8. In response to the assessor’s enquiries, the Taxpayer provided the following particulars:
(a) During the year ended 31 March 1999, his housing benefit was $34,170 per month. The Sum was the total of his housing benefit for the year.
(b) The monthly housing benefit was paid together with his monthly salary.
(c) He was entitled to the same housing benefit even if he did not rent any property or rented a property at a rent lower than the amount of housing benefit.
(d) During the year ended 31 March 1999, he rented the following properties:
Period Location
1-4-1998 to 30-4-1998 House 2 in District C
1-5-1998 to 31-3-1999 House 1 in District C
9. The Taxpayer also provided, inter alia, the following documents:
(a) payment advices for the months April 1998 and March 1999; and
(b) a breakdown of rent, management fee and rates paid amounting to $453,887 during the year ended 31 March 1999 in respect of the properties referred to in paragraph 6(d).
10. In response to the assessor’s enquiry, Company B gave the following particulars in respect of the Taxpayer’s housing benefits:
(a) ‘[Company B’s] standing policy does not require employees to be accountable for the monthly allowance.’
(b) ‘... Housing allowance was paid as a cash allowance over which [the Taxpayer] was free to spend.’
(c) ‘[The Taxpayer] is not required to produce documentary evidences to claim the allowance.’
(d) ‘[Company B] did not request a copy of the tenancy agreement for the year ended 31 March 1999.’
11. The assessor formed the view that Company B did not provide any quarters to the Taxpayer and the Sum was a cash allowance because Company B did not exercise control on how the sum was expended. The assessor raised on the Taxpayer the following salaries tax assessment for the year of assessment 1998/99:
Income from Company B – $ $
Salary 1,045,140
The Sum 410,040 1,455,180
Less: Subscription 1,900
Charitable donation 1,800 3,700
Net assessable income 1,451,480
Tax payable 217,722
12. The Taxpayer objected against the assessment referred to in paragraph 11 on the ground that the Sum represented a refund of rent and should not be assessed to tax.
13. The Taxpayer made the following averments:
(a) In each month, rental was paid by him to his landlord at the beginning of the month and he obtained reimbursement at the end of the month when he received the housing allowance together with his salary.
(b) The amount of rent paid by him to his landlord exceeded the amount of rent refunded by his employer.
(c) Under clause 5.2 of the Appendix, he was obliged to provide Company B with evidence of rental payment.
(d) His reply to the assessor whether he would continue to receive the full housing benefit if he had not expended it was only hypothetical.
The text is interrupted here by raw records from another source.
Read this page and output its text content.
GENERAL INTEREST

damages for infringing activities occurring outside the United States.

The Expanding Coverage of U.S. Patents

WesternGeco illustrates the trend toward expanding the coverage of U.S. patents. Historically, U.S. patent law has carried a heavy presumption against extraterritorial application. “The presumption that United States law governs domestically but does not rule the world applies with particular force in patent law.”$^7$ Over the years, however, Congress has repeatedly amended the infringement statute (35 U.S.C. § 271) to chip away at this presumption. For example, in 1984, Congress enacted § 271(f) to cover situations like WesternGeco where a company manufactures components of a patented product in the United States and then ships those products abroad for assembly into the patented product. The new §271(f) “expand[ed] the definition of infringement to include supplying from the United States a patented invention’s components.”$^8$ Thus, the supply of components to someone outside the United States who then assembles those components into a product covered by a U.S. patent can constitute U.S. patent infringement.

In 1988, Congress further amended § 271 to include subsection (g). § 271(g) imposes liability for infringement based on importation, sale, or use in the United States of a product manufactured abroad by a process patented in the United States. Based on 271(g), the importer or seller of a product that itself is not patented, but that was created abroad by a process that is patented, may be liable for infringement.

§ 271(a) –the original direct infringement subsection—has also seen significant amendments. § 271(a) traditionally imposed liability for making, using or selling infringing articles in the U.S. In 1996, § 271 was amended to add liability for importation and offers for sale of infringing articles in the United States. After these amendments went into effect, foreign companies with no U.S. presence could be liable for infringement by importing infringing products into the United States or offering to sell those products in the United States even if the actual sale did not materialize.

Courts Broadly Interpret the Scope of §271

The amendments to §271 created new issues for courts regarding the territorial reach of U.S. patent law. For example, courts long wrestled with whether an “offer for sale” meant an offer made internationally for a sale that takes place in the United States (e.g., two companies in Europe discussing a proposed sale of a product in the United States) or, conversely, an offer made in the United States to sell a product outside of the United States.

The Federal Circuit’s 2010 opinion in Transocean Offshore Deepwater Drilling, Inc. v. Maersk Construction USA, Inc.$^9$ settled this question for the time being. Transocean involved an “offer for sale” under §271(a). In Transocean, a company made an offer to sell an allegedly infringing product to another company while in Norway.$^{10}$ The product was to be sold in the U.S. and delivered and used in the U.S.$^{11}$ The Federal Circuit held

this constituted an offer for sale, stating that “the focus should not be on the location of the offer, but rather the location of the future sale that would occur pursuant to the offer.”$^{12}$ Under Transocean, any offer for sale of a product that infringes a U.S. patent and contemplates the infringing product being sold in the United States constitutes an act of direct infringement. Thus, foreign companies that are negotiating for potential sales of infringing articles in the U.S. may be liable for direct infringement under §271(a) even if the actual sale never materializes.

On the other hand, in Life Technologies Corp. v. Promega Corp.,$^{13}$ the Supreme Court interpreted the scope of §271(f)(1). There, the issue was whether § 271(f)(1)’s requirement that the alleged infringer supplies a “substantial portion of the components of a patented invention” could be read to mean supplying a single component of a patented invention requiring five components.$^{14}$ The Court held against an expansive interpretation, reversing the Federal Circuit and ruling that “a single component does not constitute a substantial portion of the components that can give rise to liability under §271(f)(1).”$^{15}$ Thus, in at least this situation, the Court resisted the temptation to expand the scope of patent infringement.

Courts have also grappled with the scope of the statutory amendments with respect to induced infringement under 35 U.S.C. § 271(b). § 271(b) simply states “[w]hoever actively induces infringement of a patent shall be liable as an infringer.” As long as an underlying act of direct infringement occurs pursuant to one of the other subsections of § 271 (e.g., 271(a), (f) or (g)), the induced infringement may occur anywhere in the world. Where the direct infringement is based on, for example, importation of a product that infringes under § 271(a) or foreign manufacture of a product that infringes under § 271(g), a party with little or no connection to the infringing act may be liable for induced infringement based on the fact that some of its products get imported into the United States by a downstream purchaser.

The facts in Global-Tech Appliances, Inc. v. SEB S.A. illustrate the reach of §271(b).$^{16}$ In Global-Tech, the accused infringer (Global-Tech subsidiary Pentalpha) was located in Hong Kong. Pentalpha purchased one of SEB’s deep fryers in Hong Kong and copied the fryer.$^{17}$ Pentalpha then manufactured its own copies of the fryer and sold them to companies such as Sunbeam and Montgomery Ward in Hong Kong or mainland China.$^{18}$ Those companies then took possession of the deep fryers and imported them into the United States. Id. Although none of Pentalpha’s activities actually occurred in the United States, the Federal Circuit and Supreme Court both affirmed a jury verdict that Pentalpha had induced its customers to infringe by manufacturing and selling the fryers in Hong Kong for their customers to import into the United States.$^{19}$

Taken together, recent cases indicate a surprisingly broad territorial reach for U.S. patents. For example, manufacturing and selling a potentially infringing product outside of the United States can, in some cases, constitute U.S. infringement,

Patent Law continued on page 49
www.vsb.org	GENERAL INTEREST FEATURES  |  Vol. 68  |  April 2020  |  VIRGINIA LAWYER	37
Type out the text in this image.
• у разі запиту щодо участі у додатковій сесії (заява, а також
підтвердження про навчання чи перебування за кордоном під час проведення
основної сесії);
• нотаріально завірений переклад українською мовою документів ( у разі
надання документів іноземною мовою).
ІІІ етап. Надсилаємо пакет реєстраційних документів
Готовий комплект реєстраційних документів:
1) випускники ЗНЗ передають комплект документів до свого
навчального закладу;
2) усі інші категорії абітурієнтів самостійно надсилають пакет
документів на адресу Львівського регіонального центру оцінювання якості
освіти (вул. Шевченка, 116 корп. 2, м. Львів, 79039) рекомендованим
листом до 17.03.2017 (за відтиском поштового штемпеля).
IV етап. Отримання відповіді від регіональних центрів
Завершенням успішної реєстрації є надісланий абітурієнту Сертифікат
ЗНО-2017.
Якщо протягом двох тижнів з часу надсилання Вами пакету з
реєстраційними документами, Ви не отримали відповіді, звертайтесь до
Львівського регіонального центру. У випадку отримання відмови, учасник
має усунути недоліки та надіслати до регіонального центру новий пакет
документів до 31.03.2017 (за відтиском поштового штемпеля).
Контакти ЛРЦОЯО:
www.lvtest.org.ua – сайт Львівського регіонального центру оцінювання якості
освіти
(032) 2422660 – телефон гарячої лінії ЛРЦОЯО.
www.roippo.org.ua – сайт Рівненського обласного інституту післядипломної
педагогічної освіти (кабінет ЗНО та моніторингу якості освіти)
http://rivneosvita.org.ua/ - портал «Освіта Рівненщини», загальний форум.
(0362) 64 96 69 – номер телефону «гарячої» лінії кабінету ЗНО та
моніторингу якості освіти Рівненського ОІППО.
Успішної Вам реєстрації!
In any event, under clause 3.5 of the Appendix, Company B had a contractual avenue available for recovering overpayments from him.
(e) He forwarded copies of tenancy agreements and evidence of payment of rent, management fees and rates to Company B for inspection on 8 November 1999.
(f) The rental value should be computed as follows:
$
Rent paid to landlord (paragraph 9(b)) 453,887
Less: Rent refunded by employer – the Sum 410,040
Excess of rent paid 43,847
Rental value
10% × $1,045,140 (paragraph 6(c)) - $43,847 60,667
14. In response to the assessor’s enquiry, Company B replied that the documents referred to in paragraph 13(e) were not required by Company B but were forwarded by the Taxpayer to Company B for reference.
15. The Taxpayer has received a written memorandum from Company B dated 18 February 2000 requesting Company B’s employees (including the Taxpayer) to accept an amendment in their employment agreements to delete the clause ‘The Person engaged shall submit to the Consultant (i.e. the employer) the evidence for the actual payment they paid for housing.’ And according to the Taxpayer, this request was rejected by him and his contract of employment with Company B had remained unchanged. The Commissioner’s representative conceded that Company B did issue such a memo and that the Taxpayer did not consent to it and had not signed the memo but did not agree that this supported the Taxpayer’s case that his housing benefits were rental reimbursements.
The law
16. Section 9(1A) of the IRO specifically deals with the case where the employer pays or refunds the rent payable or paid by the employee to the landlord as follows:
‘ (a) Notwithstanding subsection (1)(a), where an employer or an associated corporation –
(i) pays all or part of the rent payable by the employee; or
(ii) refunds all or part of the rent paid by the employee,
such payment or refund shall be deemed not to be income;
(b) a place of residence in respect of which an employer or associated corporation has paid or refunded all the rent therefor shall be deemed for the purposes of subsection (1) to be provided rent free by the employer or associated corporation;
(c) a place of residence in respect of which an employer or associated corporation has paid or refunded part of the rent therefor shall be deemed for the purposes of subsection (1) to be provided by the employer or associated corporation for a rent equal to the difference between the rent payable or paid by the employee and the part thereof paid or refunded by the employer or associated corporation.’
17. Insofar as relevant, section 9(2) of the IRO deems the rental value to be 10% of the income as described in subsection (1)(a) derived from the employer, after deducting the outgoings and expenses provided for in section 12(1)(a).
18. The Commissioner’s representative has drawn our attention to a number of previous Board of Review decisions and we agree that the following principles can be discerned from such decisions:
(a) ‘refund’ connotes a repayment or reimbursement, not mere payment: D19/95, IRBRD, vol 10, 157; D92/95, IRBRD, vol 11, 173; D33/97, IRBRD, vol 12, 228; D21/98, IRBRD, vol 13, 203;
(b) labelling a sum as ‘refund of rent’ is not determinative of the issue: D33/97;
(c) the real nature of the payment has to be ascertained: D18/99, IRBRD, vol 14, 204;
(d) method and timing of payment albeit relevant are not decisive: D18/99; and
(e) the parties’ intention at the time of entering into the contract of employment is highly relevant: D92/95 and D18/99.
19. The Commissioner’s representative further relied on a previous decision of the Board (D33/97) and submitted that:
(a) ‘sufficient control must, as a matter of fact (and not just in theory), be exercised by the employer over the payment so that the allowance is effectively a refund of rent and not just an additional emolument to be spent in any way that an employee may desire.’
(b) ‘in the absence of a system on the part of the employer to control the use of the payment, the payment is simply a cash allowance.’
Analysis of the case
20. The law on this matter is clear. The issue before us is whether the housing allowance was paid as a refund, that is, a repayment or a reimbursement. This does not depend solely on the method or the timing of payment nor does it depend solely on whether the employer has exercised stringent control over the payment (although these factors may all be of great relevance as showing intention of the parties). The real test was the nature of the payment itself and this in turn depends on the intention of the parties at the time they entered into the contract of employment.